Spot foreign exchange transactions: Also known as spot transactions or spot transactions, it refers to a type of transaction in which both parties to the transaction go through the delivery procedures on the same day or within two trading days after a foreign exchange transaction is completed.
Basic trading methods: Spot foreign exchange transactions are the most commonly used trading methods in the foreign exchange market, and spot foreign exchange transactions account for most of the total foreign exchange transactions. The main reason is that spot foreign exchange transactions can not only meet the buyer's temporary payment needs, but also help buyers and sellers adjust the currency ratio of their foreign exchange positions to avoid foreign exchange rate risks. By conducting spot foreign exchange transactions in the opposite direction to the existing open positions (the part of assets or liabilities exposed to foreign exchange risks due to the difference between foreign exchange assets and liabilities), the company can eliminate exchange rate fluctuations within two days. The loss that comes.
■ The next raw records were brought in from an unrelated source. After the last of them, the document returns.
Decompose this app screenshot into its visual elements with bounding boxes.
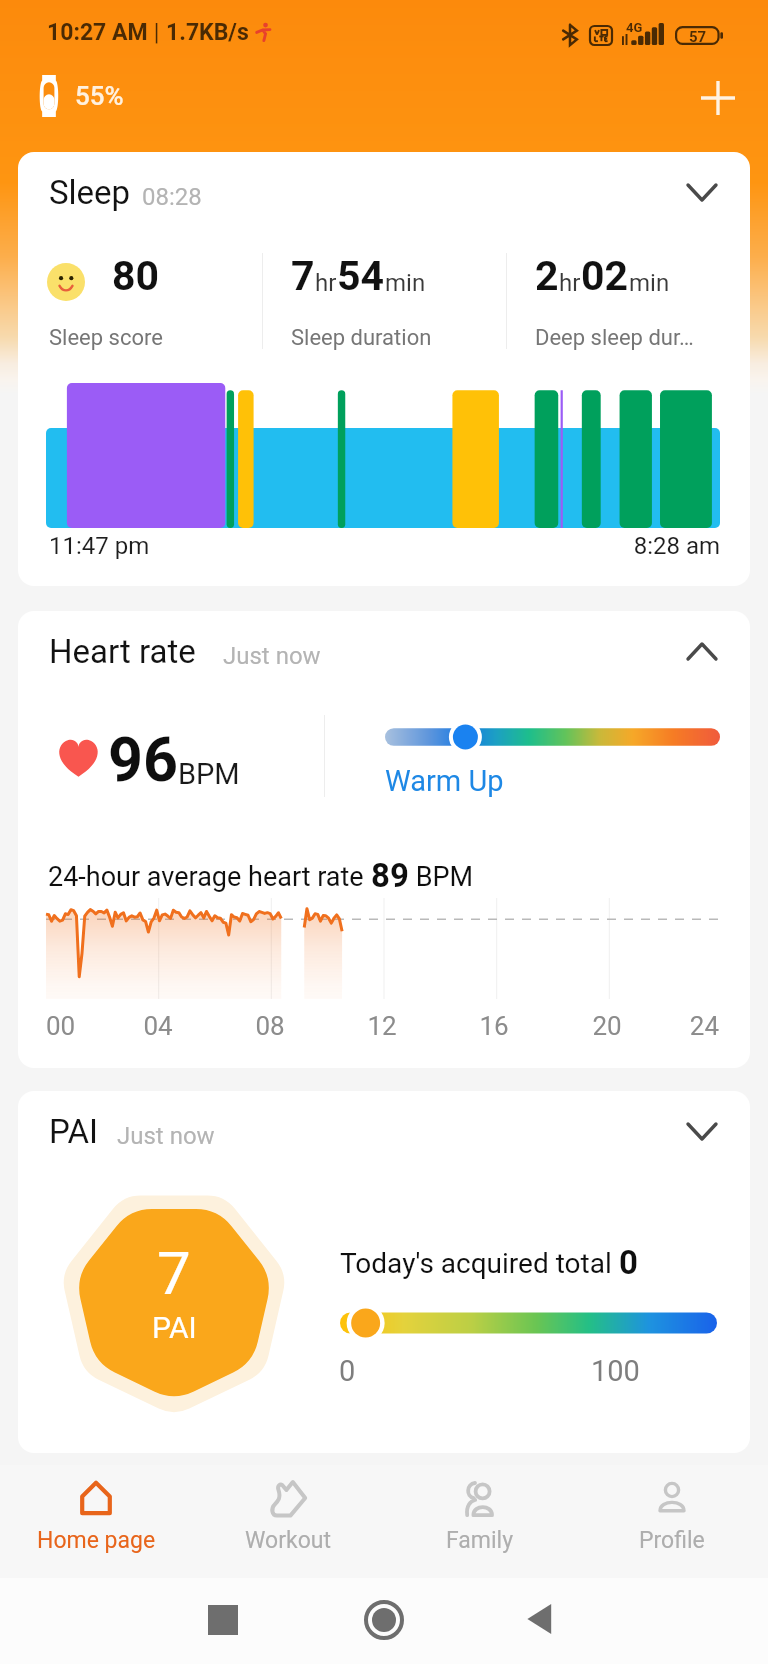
staticText: Sleep score <box>49 325 163 351</box>
staticText: Heart rate <box>49 632 196 671</box>
staticText: hr <box>315 269 337 297</box>
staticText: 08 <box>230 1011 310 1041</box>
staticText: 12 <box>342 1011 422 1041</box>
button[interactable]: Expand <box>674 164 730 220</box>
staticText: Sleep <box>49 173 131 212</box>
staticText: 11:47 pm <box>49 532 150 560</box>
staticText: 00 <box>46 1011 126 1041</box>
staticText: Home page <box>37 1527 156 1554</box>
staticText: min <box>629 269 670 297</box>
button[interactable]: Heart rate <box>18 611 750 1068</box>
button[interactable]: Home page <box>0 1465 192 1578</box>
staticText: hr <box>559 269 581 297</box>
staticText: Just now <box>117 1122 215 1150</box>
staticText: 80 <box>112 252 160 300</box>
staticText: BPM <box>178 757 240 791</box>
button[interactable]: Sleep <box>18 152 750 586</box>
staticText: 24-hour average heart rate <box>48 861 371 893</box>
staticText: min <box>385 269 426 297</box>
staticText: 2 <box>535 252 559 300</box>
button[interactable]: Add device <box>690 70 746 126</box>
staticText: 55% <box>75 81 124 111</box>
button[interactable]: Workout <box>192 1465 384 1578</box>
staticText: 96 <box>108 724 178 795</box>
staticText: 89 <box>371 856 409 895</box>
staticText: Profile <box>639 1527 705 1554</box>
staticText: 8:28 am <box>598 532 720 560</box>
staticText: Today's acquired total <box>340 1247 619 1280</box>
staticText: Deep sleep dur… <box>535 325 694 351</box>
staticText: 08:28 <box>142 183 202 211</box>
staticText: 20 <box>567 1011 647 1041</box>
staticText: 10:27 AM <box>47 19 148 46</box>
staticText: 57 <box>689 28 707 46</box>
staticText: 02 <box>581 252 629 300</box>
button[interactable]: PAI <box>18 1091 750 1453</box>
button[interactable]: Profile <box>576 1465 768 1578</box>
staticText: 0 <box>339 1354 356 1388</box>
staticText: 7 <box>157 1238 191 1308</box>
button[interactable]: Collapse <box>674 623 730 679</box>
staticText: Family <box>446 1527 514 1554</box>
button[interactable]: Expand <box>674 1103 730 1159</box>
staticText: 54 <box>337 252 385 300</box>
staticText: 16 <box>454 1011 534 1041</box>
staticText: | <box>148 19 166 46</box>
staticText: Workout <box>245 1527 331 1554</box>
staticText: 24 <box>639 1011 719 1041</box>
button[interactable]: 55% <box>34 71 130 121</box>
staticText: PAI <box>49 1112 99 1151</box>
staticText: 7 <box>291 252 315 300</box>
staticText: 1.7KB/s <box>166 19 249 46</box>
staticText: PAI <box>152 1310 197 1345</box>
button[interactable]: Family <box>384 1465 576 1578</box>
staticText: Warm Up <box>385 764 504 798</box>
staticText: 0 <box>619 1243 638 1282</box>
staticText: Just now <box>223 642 321 670</box>
staticText: 100 <box>591 1354 640 1388</box>
staticText: Sleep duration <box>291 325 432 351</box>
staticText: 04 <box>118 1011 198 1041</box>
staticText: BPM <box>409 861 474 893</box>
staticText: 4G <box>626 20 643 35</box>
Since spot foreign exchange transactions only fix the exchange rate for delivery on the third day in advance, its hedging effect is very limited.
It is a foreign exchange transaction in which two different currencies are exchanged at an exchange rate agreed by both parties and cleared after one to two business days.
Ways of Spot Foreign Exchange Trading
Foreign exchange trading in a forward way
Favorable exchange is a method of remittance, which refers to a payment method in which the remitter entrusts the bank to use a certain credit instrument (such as a money order) to pay the money to the beneficiary through its foreign branch or agent bank.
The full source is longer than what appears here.